Но однажды, на общем собрании, когда председатель цехкома предложил выпустить в честь праздника Октября внеплановый паровоз, мастер, задумчиво пожевав бородку, обратился через головы сотен людей, сидящих в зале, к Борису и негромко сказал:
— Ну как, Скворцов, сделаем? — И, не дожидаясь ответа, добавил громко: — Сделаем!
Рабочие, встречаясь на улице, серьезно здоровались с Борисом, как со взрослым.
МАШИНИСТ РЯБУШКИН
Множество вагонов столпилось на путях Сортировочной.
Здоровые и больные, классные и товарные, плоские платформы — все перемешалось.
Куцый черный маневровый паровоз с хриплым визгом набрасывался на вагоны.
Вопили в медные трубы стрелочники. Свистели сцепщики. Бряцали буфера. Но выдать из этой сутолоки и давки вагоны на магистраль было почти невозможно.
Злобно пыхтя, шаркая колесами так, что из бандажей высекались сухие длинные искры, паровоз напрасно пытался растолкать вагоны.
Чтобы освободить место паровозу и получить наконец возможность с разбегу протолкнуть состав на магистраль, приходилось раскатывать вагоны вручную.
После чистки паровозных котлов Бориса поставили на ремонт тормозов Вестингауза. Тщательный, кропотливый труд оказался ему по душе.
Но когда открылась возможность попасть помощником на маневровый, Борис без сожаления покинул мастерскую.
Мечущийся на коротком пространстве паровоз, стойбище побитых вагонов, тупики, где в теплушках жили какие-то подозрительные люди, шныряющие по путям с озабоченными лицами зябнущих жуликов, — все это произвело на Бориса безотрадное впечатление.
И когда машинист Рябушкин послал его растаскивать вагоны, Борис неохотно пошёл выполнять задание.
Рябушкин не рассердился, он внимательно посмотрел в лицо Борису и тихо сказал:
— Я тебя так понимаю, голубок ты мой сизокрылый: не хочется тебе свои пёрышки мять и пачкать.
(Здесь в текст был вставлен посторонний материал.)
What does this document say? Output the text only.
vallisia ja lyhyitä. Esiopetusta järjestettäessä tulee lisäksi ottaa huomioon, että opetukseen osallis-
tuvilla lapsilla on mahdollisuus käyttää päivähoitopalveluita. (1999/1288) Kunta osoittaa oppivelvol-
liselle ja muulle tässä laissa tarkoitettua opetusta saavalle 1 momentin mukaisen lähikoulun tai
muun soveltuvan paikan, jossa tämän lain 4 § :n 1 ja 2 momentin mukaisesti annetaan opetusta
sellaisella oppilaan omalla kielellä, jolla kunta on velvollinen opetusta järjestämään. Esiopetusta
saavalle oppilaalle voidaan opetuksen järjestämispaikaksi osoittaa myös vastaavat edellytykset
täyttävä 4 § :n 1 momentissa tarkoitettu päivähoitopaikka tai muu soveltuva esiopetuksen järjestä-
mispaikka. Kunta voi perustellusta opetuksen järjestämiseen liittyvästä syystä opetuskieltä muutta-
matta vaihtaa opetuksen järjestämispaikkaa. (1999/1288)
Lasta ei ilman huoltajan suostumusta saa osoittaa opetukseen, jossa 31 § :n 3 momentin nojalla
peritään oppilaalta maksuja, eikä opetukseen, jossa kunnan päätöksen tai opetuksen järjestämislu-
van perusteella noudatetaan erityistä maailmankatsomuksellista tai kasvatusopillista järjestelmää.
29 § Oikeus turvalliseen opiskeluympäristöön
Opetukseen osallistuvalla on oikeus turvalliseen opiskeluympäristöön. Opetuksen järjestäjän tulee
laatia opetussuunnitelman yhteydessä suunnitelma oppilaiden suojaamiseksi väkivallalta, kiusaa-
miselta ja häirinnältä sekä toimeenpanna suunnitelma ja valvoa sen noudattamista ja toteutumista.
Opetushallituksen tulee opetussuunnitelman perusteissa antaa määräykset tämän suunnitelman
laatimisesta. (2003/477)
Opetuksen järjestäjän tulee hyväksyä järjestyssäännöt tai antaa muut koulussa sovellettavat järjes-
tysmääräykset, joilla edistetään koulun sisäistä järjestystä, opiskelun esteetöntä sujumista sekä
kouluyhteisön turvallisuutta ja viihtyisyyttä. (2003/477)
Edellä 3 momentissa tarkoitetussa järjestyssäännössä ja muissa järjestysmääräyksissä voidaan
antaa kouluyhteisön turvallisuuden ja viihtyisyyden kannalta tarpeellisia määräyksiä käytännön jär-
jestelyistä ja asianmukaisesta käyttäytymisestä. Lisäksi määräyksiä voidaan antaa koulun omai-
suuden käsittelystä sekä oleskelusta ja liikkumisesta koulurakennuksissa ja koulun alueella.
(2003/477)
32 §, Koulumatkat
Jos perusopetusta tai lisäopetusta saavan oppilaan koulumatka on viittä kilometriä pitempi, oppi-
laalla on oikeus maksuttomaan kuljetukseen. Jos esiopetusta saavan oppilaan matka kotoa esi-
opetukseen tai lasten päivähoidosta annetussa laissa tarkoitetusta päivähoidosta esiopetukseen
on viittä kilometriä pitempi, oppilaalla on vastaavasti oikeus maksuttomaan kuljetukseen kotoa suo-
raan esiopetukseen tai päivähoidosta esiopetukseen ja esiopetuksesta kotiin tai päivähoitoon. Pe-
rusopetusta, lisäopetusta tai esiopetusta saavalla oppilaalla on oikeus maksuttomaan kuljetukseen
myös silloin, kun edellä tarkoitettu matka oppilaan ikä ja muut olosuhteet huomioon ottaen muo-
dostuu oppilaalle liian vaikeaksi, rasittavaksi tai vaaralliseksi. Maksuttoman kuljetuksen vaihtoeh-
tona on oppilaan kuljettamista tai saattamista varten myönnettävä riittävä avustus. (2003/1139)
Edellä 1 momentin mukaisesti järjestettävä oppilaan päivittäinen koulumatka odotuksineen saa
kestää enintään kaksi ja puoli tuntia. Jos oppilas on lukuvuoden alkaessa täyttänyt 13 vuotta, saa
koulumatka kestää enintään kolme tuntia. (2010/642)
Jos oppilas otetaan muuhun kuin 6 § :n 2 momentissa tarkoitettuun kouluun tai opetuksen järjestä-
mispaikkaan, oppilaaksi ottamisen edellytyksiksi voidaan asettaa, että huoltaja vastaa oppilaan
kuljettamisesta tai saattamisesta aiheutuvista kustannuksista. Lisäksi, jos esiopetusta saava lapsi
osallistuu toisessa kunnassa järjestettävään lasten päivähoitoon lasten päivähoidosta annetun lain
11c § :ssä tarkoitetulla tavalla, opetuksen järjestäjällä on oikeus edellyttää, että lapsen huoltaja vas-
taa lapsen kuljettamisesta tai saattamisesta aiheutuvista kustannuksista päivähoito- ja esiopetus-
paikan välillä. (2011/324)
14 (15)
Тебе охота сразу порхнуть на курьерском. А помойку пускай другие чистят.
Рябушкин спрыгнул на землю и пошел в голову состава, где громко кричали люди, надсаживаясь над тяжелыми вагонами.
Вернувшись на паровоз, Рябушкин больше не разговаривал с Борисом и всем своим видом старался показать, что не замечает его присутствия.
И это было очень тяжело.
Вечером к паровозу подошел человек с желтым, послетифозным лицом. Покопавшись у себя в кобуре, он не спеша вынул наган и спросил:
— Состав под воинский эшелон будет или нет?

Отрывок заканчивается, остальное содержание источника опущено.